Specific operational expenses, such as storefront signage, supplies, new equipment, the covering of an unforeseen expense, or the funding of operations during a slow period in business, are typical uses for this form of cash.
It’s essential for the loan’s objective to be pre-specified, not just to have money hanging around in cash, which makes no sense and can lead to misuse. However, there are many reasons to get an installment loan based on the nature and needs of the small business.
Similarly to how a home mortgage, student loan, or auto loan works, a small business installment loan gives a lump sum of capital followed by equal monthly payments with interest over a certain number of months, typically 12 but also 24, 36, 48, or 60.
According to Bank Rate, a print publisher for the banking industry, these are the top installment loan lenders as of December 2022.
Various financial institutions such as banks, credit unions, and online lenders offer installment loans, but each has its own criteria for eligibility. It is challenging for small businesses and startups to qualify for loans from banks and the SBA due to the strict requirements they impose.

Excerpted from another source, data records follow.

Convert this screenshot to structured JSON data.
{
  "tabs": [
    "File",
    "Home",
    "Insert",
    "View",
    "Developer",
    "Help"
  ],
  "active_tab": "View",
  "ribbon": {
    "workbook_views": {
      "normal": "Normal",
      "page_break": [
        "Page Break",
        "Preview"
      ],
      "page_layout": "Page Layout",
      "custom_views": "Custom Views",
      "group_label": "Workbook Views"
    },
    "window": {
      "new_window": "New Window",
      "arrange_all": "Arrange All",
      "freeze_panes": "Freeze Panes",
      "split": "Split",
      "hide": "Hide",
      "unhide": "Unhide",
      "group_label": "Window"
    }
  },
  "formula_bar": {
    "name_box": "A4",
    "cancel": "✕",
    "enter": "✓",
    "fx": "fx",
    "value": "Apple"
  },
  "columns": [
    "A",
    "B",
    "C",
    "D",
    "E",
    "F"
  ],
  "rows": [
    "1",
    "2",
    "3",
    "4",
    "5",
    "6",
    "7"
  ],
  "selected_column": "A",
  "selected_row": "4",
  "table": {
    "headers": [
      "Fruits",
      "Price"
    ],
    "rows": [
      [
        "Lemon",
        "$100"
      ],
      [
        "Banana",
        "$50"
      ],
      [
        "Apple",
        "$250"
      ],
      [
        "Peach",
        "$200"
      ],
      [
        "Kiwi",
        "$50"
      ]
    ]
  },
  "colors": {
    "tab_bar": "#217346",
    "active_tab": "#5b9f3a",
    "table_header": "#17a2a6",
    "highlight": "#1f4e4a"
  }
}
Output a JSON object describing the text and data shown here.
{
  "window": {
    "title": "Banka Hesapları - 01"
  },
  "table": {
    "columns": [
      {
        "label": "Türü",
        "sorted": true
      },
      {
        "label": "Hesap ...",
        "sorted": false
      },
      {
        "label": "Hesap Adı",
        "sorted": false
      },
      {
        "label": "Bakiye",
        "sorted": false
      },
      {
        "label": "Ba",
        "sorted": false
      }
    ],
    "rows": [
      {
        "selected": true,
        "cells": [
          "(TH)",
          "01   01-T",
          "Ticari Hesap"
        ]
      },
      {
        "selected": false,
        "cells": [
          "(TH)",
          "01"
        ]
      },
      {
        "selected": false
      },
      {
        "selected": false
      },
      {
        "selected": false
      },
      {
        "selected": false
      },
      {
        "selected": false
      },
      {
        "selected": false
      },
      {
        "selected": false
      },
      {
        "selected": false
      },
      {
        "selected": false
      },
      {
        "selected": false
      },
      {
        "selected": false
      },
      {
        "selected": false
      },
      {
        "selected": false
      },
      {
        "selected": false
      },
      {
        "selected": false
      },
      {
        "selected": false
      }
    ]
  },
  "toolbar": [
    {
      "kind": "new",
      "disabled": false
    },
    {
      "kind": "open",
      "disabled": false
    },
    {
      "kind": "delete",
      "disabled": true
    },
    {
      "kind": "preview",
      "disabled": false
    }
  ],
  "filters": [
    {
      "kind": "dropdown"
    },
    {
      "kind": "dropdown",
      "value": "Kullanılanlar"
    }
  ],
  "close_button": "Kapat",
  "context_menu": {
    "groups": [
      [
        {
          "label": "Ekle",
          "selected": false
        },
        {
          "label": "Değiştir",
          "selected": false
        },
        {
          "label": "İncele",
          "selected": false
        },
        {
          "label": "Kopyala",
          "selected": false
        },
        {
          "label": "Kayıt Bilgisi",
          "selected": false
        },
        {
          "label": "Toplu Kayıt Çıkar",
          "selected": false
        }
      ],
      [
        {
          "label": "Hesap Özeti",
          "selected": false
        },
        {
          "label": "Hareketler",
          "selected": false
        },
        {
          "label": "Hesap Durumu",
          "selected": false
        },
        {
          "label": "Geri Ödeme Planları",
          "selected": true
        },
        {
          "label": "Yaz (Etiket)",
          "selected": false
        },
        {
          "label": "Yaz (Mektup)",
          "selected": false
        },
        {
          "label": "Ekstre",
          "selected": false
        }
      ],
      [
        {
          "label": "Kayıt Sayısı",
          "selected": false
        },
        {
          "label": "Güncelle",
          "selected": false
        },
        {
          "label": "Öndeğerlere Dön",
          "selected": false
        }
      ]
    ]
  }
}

Therefore, this kind of small business loan funding might be denied in many cases.
To avoid this, it’s important to have a solid business plan, a certain number of years in business, a track record of business excellence, collateral, and a good credit score. Moreover, it often takes 60-90 days for a small business loan to get approved.
On the other hand, loans from online lenders, often known as online money platforms, have low minimum requirements that even startups might qualify for easily. And when it comes to timelines, online platforms are much faster and more upfront to understand. Many offer money within 24 hours with no FICO requirements, reasonable interest rates, and a one-minute application process.
No matter the lender, small company installment loans are typically broken down into subcategories based on the time it takes to repay the loan or the term. Typical installment loan categories include:
The large loan amount and subsequent repayment period make longer-term loans ideal for financing expensive investments like a corporate car or an office. Typically, the repayment period on such loans is six years or more.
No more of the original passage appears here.